Но сам сюжет забыл. Удивительные слова приходили на той скамейке во глубине двора под деревьями с видом на то окно. Я еще посижу на той скамейке. Как 20 часов ожидания после того, как тебя ошарашило слово «освобождается». А что было? Сидел и думал, готовился к разговору, к возвращению на тот свет, о возвращении на который и не мечталось. Я видел такие радости и не в таком виде. Может, потому и не тороплюсь попасть на Собачью Площадку. Тишина, где твой смысл? Тишина, я искал тебя как вдохновение! А ему не мешает присутствие. Малого того. Его это даже как-то подстегивает. Он любит работать на машинке, когда кто-то рядом сидит. Это дешевый способ поиздеваться над человеком. Вы хотели меня уесть, но вам это не удалось. Если бы! Там свои счеты. А расчет только один. И подспудное течение только холодное. И реакция только одна: унижение паче гордости. И ошибка опять та же самая. Сивцев-Вражек.

Он не знал, что к нему все ближе и ближе подходит Михаил Булгаков. Я не знал, что отталкиваясь от Олеши, я все дальше ухожу на Пятницкую улицу. Чемодан не тяжелил, тяжелила мысль. Веселила перспектива. По его понятиям, Карл Радек сидит в тюрьме и пишет мемуары. Ему и в голову не приходило, что бумаги могут не дать и что там вообще не до мемуаров. Нечего бога гневить. Да, но об этом же никто не знает. Никто, никто? Никто. Никому и в голову не может придти. Она покачала головой. Можно подумать, что ей это даже сожалительно. Так не бывает.

Карандаш добился бы точных формулировок и краткости. Если надо выбирать между «жив подлец» и «смерть героя», то – что? То, пожалуй, герой еще жив и если себя не покажет, то о себе расскажет. Рано хоронить героя. Моя точка зрения имеет значение только для меня, потому что у меня с ним действительно личные счеты. Он помог мне упасть, а не подняться. Он принял меня за кого-то еще.
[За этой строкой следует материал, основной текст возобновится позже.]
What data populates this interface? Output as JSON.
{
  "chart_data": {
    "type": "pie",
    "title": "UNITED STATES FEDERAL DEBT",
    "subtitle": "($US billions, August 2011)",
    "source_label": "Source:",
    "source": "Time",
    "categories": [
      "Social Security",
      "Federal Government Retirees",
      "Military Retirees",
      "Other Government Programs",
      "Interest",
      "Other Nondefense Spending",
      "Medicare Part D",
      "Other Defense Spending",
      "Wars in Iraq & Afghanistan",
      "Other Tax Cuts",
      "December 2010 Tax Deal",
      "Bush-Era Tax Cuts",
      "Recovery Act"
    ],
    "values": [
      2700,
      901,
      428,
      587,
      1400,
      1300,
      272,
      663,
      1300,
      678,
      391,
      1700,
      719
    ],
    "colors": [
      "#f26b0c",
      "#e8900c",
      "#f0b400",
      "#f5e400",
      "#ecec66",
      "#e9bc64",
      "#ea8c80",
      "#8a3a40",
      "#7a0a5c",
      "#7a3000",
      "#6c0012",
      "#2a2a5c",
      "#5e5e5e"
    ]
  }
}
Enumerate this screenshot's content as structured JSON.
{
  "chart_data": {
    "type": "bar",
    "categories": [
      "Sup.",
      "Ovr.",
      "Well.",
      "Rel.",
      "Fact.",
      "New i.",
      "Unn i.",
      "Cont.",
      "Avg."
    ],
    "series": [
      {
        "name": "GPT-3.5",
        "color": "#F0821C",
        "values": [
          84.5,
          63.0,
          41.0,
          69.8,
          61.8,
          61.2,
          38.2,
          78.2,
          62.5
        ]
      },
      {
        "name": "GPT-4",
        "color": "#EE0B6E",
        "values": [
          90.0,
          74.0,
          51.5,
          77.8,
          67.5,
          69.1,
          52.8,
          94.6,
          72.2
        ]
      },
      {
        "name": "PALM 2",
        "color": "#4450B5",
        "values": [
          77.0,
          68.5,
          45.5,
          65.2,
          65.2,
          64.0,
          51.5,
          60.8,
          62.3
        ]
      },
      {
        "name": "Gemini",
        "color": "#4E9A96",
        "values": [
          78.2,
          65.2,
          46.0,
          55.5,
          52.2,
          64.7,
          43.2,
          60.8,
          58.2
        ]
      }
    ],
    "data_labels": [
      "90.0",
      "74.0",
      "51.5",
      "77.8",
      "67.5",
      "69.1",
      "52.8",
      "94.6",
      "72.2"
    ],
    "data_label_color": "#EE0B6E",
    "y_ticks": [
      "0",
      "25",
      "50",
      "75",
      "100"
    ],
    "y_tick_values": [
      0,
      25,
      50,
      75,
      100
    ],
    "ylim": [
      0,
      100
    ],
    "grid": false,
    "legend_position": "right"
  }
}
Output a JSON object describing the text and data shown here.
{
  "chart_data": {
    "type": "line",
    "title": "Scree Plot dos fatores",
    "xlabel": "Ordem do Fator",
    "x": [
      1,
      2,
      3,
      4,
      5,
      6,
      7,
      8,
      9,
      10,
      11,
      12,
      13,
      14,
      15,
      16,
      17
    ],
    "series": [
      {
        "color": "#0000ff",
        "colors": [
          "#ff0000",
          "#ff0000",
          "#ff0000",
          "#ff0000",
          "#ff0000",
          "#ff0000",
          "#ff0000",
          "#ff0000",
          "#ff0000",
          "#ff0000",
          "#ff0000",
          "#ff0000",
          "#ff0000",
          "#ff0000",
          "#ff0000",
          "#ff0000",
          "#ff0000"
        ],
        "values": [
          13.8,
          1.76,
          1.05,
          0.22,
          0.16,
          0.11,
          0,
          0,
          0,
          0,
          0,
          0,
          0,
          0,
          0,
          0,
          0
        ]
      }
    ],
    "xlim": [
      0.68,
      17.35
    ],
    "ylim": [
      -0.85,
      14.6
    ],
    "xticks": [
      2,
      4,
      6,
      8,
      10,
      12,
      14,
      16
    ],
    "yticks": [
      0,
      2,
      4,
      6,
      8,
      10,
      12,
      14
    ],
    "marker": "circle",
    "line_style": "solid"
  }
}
А казалось бы, были все возможности понять друг друга. В этом смысле и только в этом смысле мне его не за что благодарить. На этом и играют. Этим и пользуются. Четвертая плоскость пересекает ту же мысль в нужном направлении. Близнецы из «Земляничной поляны» тоже не были бы так простодушно болтливы, если бы не были уверены, что в них тоже воплощена совесть эпохи. Тут идут аллюзии на ту книгу, которую мы еще не прочитали. Формат иногда выбирается безошибочно. Иногда. И как один умрем в борьбе за это. Запятая бы, страшно мешала бы. Кавычки уводили бы мысль в литературоведение. Многоточия я не заметил. Впрочем, где-то мелькнуло, но не до такой степени. Будешь знать. Будешь знать. Вдруг захотелось рассказать про Эммануила Егермана и совсем в другом свете. Хм. Значит задело. Еще бы. Настолько задело, что все перевернуло. Для нас поиски прошлого – это будущее в настоящем, которым мы живем. Я вот возьму старую стенограмму и начну все сначала. А если все-таки слишком много слов, так это для равновесия. Вам-то нечего Бога гневить.

Это вам известно, а больше никто не знает об этом. Это тоже имеет значение. Улыбка получилась кривая и натянутая. День рождения, где богатству подарков придавалось слишком большое значение. Там было три слова: дорого, громоздко и ненужно.

Но про тщеславие не говорят, что оно бушует.

А дело, конечно, в том, крупное оно или мелкое.

У него все крупное: и недостатки и подлости, если уж на то пошло. Я не понял этого движения. С меня хватит и первой реакции. С меня хватит и коричневых лабиринтов. На самом деле, конечно, важней всего метонимия. И Прага, конечно. И доклад Златы. Я возвращусь, превозмогая тлен. Свой тлен и ваш плен. Злоупотреблял и я когда-то точкой. Как и именительным падежом. Подписано Грибачевым. Не может не ухмыльнуться. Не надо лишать его этих маленьких радостей. Точно так же, как не надо мне говорить, о чем мне можно, а о чем нельзя писать.